Outcomes and Modern Perspectives
Despite the trade-offs, patient-reported outcomes are generally excellent for appropriately selected individuals. A retrospective study of patients with adult acquired flatfoot deformity found a significant decrease in Visual Analog Scale (VAS) pain scores, dropping from 5.4 preoperatively to 2.55 postoperatively at an average follow-up of over five years . Patients typically report being able to walk longer distances with less pain, though they may find running or navigating rocky trails difficult due to the loss of side-to-side motion.
The decision to perform a triple versus a “double” arthrodesis (fusion of only the subtalar and talonavicular joints) is a topic of debate. Some surgeons argue that if the calcaneocuboid joint is mobile and non-arthritic, it can be spared to preserve some motion. However, research indicates that adding the third fusion does not significantly increase the rate of complications, nonunion, or hardware removal compared to double or single fusions . Ultimately, the choice depends on the surgeon’s assessment of which joints are the source of the patient’s specific deformity and pain.

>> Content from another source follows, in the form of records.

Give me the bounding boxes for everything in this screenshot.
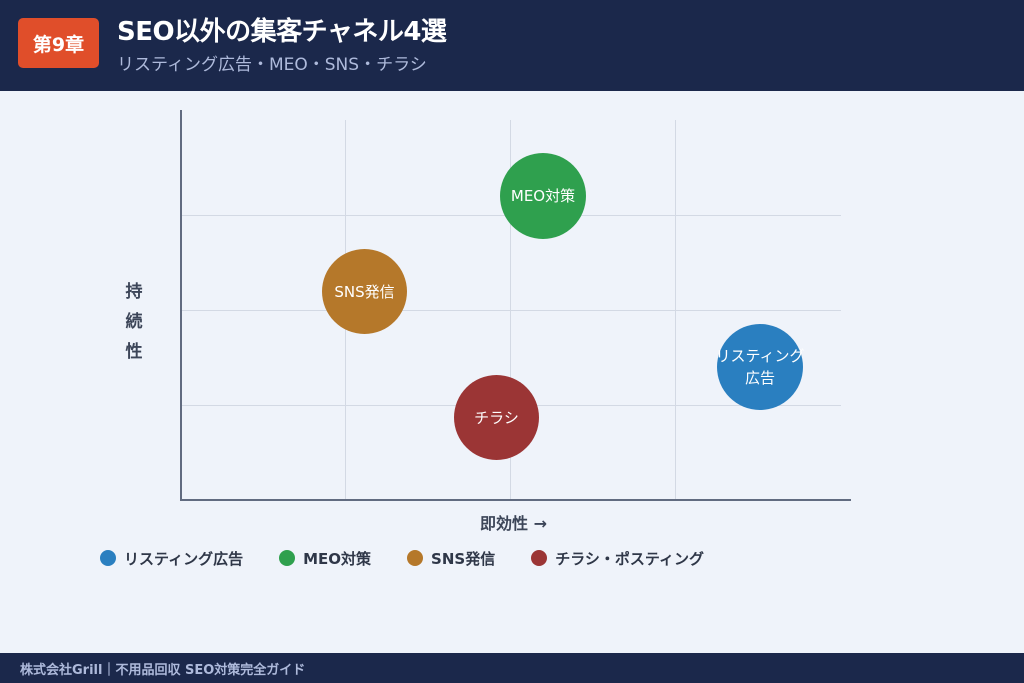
legend-item-sns[interactable]: SNS発信 bbox=[407, 548, 495, 569]
bubble-flyer[interactable]: チラシ bbox=[454, 375, 539, 460]
legend-dot-icon bbox=[279, 550, 296, 566]
bubble-listing-ads[interactable]: リスティング 広告 bbox=[715, 324, 805, 410]
legend: リスティング広告 MEO対策 SNS発信 チラシ・ポスティング bbox=[100, 547, 740, 569]
footer: 株式会社Grill｜不用品回収 SEO対策完全ガイド bbox=[0, 653, 1024, 683]
bubble-label: MEO対策 bbox=[510, 187, 576, 205]
gridline-v bbox=[510, 120, 511, 499]
bubble-sns[interactable]: SNS発信 bbox=[322, 249, 407, 334]
y-axis-label: 持 続 性 bbox=[125, 282, 143, 362]
bubble-label: リスティング 広告 bbox=[715, 347, 805, 387]
bubble-chart: 持 続 性 即効性 → リスティング 広告 MEO対策 SNS発信 チラシ リス… bbox=[0, 91, 1024, 653]
legend-item-listing[interactable]: リスティング広告 bbox=[100, 548, 243, 569]
legend-item-meo[interactable]: MEO対策 bbox=[279, 548, 371, 569]
legend-dot-icon bbox=[531, 550, 548, 566]
bubble-label: チラシ bbox=[474, 408, 519, 427]
bubble-label: SNS発信 bbox=[334, 282, 395, 301]
page-subtitle: リスティング広告・MEO・SNS・チラシ bbox=[117, 55, 427, 75]
legend-item-flyer[interactable]: チラシ・ポスティング bbox=[531, 548, 704, 569]
legend-dot-icon bbox=[407, 550, 424, 566]
header: 第9章 SEO以外の集客チャネル4選 リスティング広告・MEO・SNS・チラシ bbox=[0, 0, 1024, 91]
legend-dot-icon bbox=[100, 550, 116, 566]
y-axis bbox=[180, 110, 182, 501]
gridline-v bbox=[675, 120, 676, 499]
x-axis-label: 即効性 → bbox=[480, 514, 547, 533]
x-axis bbox=[180, 499, 851, 501]
gridline-h bbox=[182, 310, 841, 311]
footer-text: 株式会社Grill｜不用品回収 SEO対策完全ガイド bbox=[20, 663, 306, 678]
bubble-meo[interactable]: MEO対策 bbox=[500, 153, 586, 239]
page-title: SEO以外の集客チャネル4選 bbox=[117, 17, 447, 47]
chapter-badge: 第9章 bbox=[18, 18, 99, 68]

Triple arthrodesis remains a cornerstone of orthopedic foot and ankle surgery. By sacrificing the complex motion of the subtalar, talonavicular, and calcaneocuboid joints, it provides a predictable, durable solution for patients suffering from severe flatfoot, arthritis, and neuromuscular deformity. It effectively transforms a painful, dysfunctional foot into a stable, plantigrade platform for walking. However, this is a procedure of last resort, reserved for patients willing to accept a rigid foot and the long-term risk of ankle arthritis in exchange for immediate, life-altering pain relief. As surgical techniques evolve with MIS approaches to reduce wound complications, the core principle remains unchanged: triple arthrodesis is a powerful tool that, when applied judiciously, offers a “second chance” at a functional life for those with debilitating hindfoot conditions.